People v. Miller

Appeal from a judgment of the Supreme Court, Monroe County (David D. Egan, J.), rendered March 13, 2009. The judgment convicted defendant, upon a jury verdict, of murder in the second degree (two counts) and attempted robbery in the first degree.

It is hereby ordered that the judgment so appealed from is unanimously affirmed.

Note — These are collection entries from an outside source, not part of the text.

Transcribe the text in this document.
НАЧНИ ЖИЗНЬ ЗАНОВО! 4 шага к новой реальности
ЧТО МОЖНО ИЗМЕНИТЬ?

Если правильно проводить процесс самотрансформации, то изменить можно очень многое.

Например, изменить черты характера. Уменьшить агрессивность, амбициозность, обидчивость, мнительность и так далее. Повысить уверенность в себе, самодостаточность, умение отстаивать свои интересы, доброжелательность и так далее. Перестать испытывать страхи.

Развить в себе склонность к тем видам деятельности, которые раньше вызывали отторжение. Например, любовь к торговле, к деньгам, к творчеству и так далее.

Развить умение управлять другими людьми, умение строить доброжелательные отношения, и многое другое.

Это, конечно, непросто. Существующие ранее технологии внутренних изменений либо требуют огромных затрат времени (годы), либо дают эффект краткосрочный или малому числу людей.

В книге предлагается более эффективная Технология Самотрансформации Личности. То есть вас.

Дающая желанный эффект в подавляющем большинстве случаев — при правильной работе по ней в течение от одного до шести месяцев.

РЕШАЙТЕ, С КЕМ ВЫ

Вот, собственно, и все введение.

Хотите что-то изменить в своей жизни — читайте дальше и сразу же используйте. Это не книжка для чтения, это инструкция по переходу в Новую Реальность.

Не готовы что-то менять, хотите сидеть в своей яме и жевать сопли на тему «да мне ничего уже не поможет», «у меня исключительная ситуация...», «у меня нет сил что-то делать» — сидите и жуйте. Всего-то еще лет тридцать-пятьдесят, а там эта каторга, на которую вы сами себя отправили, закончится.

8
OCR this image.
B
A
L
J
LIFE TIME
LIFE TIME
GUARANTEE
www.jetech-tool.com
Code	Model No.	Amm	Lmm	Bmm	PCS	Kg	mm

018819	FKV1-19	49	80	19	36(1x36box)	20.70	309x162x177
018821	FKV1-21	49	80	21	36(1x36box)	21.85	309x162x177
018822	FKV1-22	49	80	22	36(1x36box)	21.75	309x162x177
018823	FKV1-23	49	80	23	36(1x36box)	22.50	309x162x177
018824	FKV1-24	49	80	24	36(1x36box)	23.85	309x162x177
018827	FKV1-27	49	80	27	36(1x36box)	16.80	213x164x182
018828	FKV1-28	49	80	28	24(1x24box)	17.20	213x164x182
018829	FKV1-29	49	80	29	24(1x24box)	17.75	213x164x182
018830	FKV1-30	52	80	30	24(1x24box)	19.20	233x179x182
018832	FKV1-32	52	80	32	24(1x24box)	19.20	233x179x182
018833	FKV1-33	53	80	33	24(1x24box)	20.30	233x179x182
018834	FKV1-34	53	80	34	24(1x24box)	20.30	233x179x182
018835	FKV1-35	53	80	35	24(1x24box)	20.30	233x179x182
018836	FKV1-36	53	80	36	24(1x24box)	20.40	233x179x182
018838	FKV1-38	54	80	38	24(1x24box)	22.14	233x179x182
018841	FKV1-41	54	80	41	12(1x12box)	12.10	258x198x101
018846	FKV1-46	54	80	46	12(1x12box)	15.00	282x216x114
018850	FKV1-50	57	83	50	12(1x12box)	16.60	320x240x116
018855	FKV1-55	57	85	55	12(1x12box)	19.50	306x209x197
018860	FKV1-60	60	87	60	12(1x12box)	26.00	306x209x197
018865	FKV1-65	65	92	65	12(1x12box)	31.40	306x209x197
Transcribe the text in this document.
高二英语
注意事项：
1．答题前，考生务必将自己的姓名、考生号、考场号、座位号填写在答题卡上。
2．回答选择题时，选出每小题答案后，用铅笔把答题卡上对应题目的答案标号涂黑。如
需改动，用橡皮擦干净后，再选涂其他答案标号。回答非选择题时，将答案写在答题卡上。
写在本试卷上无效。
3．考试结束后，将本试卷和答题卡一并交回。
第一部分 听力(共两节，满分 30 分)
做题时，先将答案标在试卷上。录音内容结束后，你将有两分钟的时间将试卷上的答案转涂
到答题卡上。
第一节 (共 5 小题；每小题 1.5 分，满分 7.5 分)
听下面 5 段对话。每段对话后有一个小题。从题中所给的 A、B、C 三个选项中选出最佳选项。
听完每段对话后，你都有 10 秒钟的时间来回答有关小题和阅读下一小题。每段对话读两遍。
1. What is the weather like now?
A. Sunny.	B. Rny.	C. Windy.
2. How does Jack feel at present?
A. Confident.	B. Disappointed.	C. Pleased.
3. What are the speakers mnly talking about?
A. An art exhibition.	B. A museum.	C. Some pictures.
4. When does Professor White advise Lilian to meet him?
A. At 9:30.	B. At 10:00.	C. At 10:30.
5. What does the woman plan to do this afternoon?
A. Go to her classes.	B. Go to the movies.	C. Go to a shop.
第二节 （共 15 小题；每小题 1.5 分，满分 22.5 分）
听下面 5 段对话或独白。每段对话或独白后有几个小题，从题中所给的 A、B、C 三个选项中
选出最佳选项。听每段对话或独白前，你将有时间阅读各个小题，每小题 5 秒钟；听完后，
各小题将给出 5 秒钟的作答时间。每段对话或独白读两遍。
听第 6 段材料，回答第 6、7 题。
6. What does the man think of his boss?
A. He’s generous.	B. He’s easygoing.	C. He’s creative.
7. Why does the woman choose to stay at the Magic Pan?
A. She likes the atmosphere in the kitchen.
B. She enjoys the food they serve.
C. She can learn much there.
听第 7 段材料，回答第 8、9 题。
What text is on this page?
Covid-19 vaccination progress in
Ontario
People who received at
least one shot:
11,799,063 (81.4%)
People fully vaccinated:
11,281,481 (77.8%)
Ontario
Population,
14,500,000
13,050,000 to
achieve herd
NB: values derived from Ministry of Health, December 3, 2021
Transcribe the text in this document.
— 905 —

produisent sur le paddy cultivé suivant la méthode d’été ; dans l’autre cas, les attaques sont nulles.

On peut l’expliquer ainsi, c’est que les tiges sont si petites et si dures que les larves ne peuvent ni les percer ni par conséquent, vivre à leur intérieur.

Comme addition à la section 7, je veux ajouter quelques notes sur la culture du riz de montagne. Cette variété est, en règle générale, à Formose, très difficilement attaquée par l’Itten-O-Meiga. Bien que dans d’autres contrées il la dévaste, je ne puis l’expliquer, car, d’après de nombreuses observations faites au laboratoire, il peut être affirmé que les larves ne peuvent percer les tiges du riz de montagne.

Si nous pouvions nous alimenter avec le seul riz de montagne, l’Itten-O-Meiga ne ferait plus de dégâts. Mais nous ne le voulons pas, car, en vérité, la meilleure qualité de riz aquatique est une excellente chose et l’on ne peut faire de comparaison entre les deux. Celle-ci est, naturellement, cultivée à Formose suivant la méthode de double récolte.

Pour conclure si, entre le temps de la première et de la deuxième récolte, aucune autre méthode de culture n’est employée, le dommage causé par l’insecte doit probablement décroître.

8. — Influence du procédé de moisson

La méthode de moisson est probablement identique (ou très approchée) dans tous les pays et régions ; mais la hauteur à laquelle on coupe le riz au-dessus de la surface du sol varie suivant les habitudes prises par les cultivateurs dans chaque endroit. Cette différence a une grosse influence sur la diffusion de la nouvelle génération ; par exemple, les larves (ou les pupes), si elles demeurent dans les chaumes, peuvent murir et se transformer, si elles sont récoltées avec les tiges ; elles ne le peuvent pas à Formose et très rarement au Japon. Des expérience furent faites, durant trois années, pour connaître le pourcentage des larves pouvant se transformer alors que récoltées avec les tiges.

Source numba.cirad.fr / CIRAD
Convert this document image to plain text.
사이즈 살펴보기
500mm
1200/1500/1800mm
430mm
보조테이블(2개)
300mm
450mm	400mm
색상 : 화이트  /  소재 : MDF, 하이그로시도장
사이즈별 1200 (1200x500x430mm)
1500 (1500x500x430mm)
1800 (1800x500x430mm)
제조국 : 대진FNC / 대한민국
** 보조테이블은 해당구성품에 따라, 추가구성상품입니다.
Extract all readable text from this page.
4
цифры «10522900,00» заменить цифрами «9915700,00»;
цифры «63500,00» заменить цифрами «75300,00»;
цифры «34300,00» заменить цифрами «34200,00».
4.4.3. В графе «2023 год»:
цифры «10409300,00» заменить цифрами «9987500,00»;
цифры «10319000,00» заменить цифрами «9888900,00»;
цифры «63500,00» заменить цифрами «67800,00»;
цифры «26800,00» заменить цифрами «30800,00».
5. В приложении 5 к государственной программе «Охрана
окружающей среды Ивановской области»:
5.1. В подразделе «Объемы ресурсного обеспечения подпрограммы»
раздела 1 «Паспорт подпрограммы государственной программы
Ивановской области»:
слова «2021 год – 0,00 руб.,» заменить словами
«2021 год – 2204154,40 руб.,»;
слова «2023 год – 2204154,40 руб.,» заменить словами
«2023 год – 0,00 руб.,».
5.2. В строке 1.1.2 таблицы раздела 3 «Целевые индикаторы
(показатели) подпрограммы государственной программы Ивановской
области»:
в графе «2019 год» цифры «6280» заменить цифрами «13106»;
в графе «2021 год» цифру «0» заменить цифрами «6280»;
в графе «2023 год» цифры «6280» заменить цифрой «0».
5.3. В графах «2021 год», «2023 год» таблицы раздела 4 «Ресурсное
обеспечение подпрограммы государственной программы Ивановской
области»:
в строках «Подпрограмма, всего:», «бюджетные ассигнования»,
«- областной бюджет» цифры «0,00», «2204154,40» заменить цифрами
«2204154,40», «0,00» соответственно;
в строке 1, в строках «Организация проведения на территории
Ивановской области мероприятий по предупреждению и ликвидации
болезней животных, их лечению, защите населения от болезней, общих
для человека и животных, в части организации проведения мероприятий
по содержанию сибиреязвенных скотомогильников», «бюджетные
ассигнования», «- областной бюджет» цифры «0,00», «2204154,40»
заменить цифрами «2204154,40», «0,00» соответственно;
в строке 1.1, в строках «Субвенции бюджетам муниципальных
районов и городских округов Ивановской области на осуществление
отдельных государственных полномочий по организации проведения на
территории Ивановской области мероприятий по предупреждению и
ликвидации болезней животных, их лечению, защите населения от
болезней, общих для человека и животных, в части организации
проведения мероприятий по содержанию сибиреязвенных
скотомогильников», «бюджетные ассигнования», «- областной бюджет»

Memorandum: Defendant appeals from a judgment convicting him upon a jury verdict of two counts of murder in the second degree (Penal Law § 125.25 [1], [3]) and one count of attempted robbery in the first degree (§§ 110.00, 160.15 [2]) in connection with the shooting death of his sister’s boyfriend. Defendant failed to preserve for our review his contention that the evidence is legally insufficient to support the conviction on the element of intent (see People v Tolliver, 93 AD3d 1150, 1151 [2012], lv denied 19 NY3d 968 [2012]; see generally People v Gray, 86 NY2d 10, 19 [1995]). In any event, that contention is without merit. Viewing the evidence in the light most favorable to the People (see People v Contes, 60 NY2d 620, 621 [1983]), we conclude that the evidence established that defendant sought the assistance of his girlfriend’s brother to obtain a gun and/or locate a person who was willing to kill the victim; he stated several times during the day of the murder that he was going to “get” the victim; and he directed his sister to contact the victim to come to her house, where the victim was shot by a codefendant in defendant’s presence (see generally People v Bleakley, 69 NY2d 490, 495 [1987]). Viewing the evidence in light of the elements of the crimes as charged to the jury (see People v Danielson, 9 NY3d 342, 349 [2007]), we reject defendant’s further contention that the verdict is against the weight of the evidence (see generally Bleakley, 69 NY2d at 495).

We reject defendant’s contention in his main brief that he was denied effective assistance of counsel based both on defense counsel’s failure to exercise a for-cause or peremptory challenge *1370with respect to a prospective juror (see People v Simmons, 119 AD3d 1343, 1344 [2014]; see generally People v Barboni, 21 NY3d 393, 407 [2013]), and on defense counsel’s failure to call defendant’s sister as a witness after he was advised that she would exercise her Fifth Amendment right to remain silent (see generally People v Thomas, 51 NY2d 466, 472-473 [1980]). We likewise reject defendant’s contention in his pro se supplemental brief that he was denied effective assistance of counsel based on defense counsel’s failure to request a charge on intoxication, in view of the testimony of a prosecution witness that defendant was intoxicated. Even assuming, arguendo, that the charge was warranted (see People v Sirico, 17 NY3d 744, 745 [2011]), we conclude that defendant failed to show the absence of a strategic explanation for the failure of defense counsel to request the charge (see People v Anderson, 120 AD3d 1549, 1549 [2014]; see generally People v Caban, 5 NY3d 143, 152 [2005]). Indeed, the record establishes that defense counsel’s strategy was to attack the credibility of the prosecution witness rather than to advance a theory that defendant’s intoxication negated an element of the respective crimes (see Penal Law § 15.25). Defendant’s remaining allegations of ineffective assistance of counsel contained in his main and pro se supplemental briefs also are without merit, and we conclude that defendant received meaningful assistance of counsel (see generally People v Baldi, 54 NY2d 137, 147 [1981]).

We reject defendant’s contention in his main brief that Supreme Court erred in denying his pro se motion seeking new counsel to represent him on his pro se CPL 330.30 motion to set aside the verdict on the grounds of juror misconduct and ineffective assistance of counsel, and for sentencing. Defense counsel did not take a position adverse to defendant and, indeed, supported the allegations of juror misconduct contained in the pro se motion (see People v Jones, 261 AD2d 920, 920 [1999], lv denied 93 NY2d 972 [1999]; cf. People v Simon, 71 AD3d 1574, 1576 [2010], lv denied 15 NY3d 757 [2010], reconsideration denied 15 NY3d 856 [2010]). In any event, we note that the court decided defendant’s motion without consideration of defense counsel’s comments (see Simon, 71 AD3d at 1576). Finally, the sentence is not unduly harsh or severe.

Present— Scudder, PJ., Centra, Lindley, Sconiers and DeJoseph, JJ.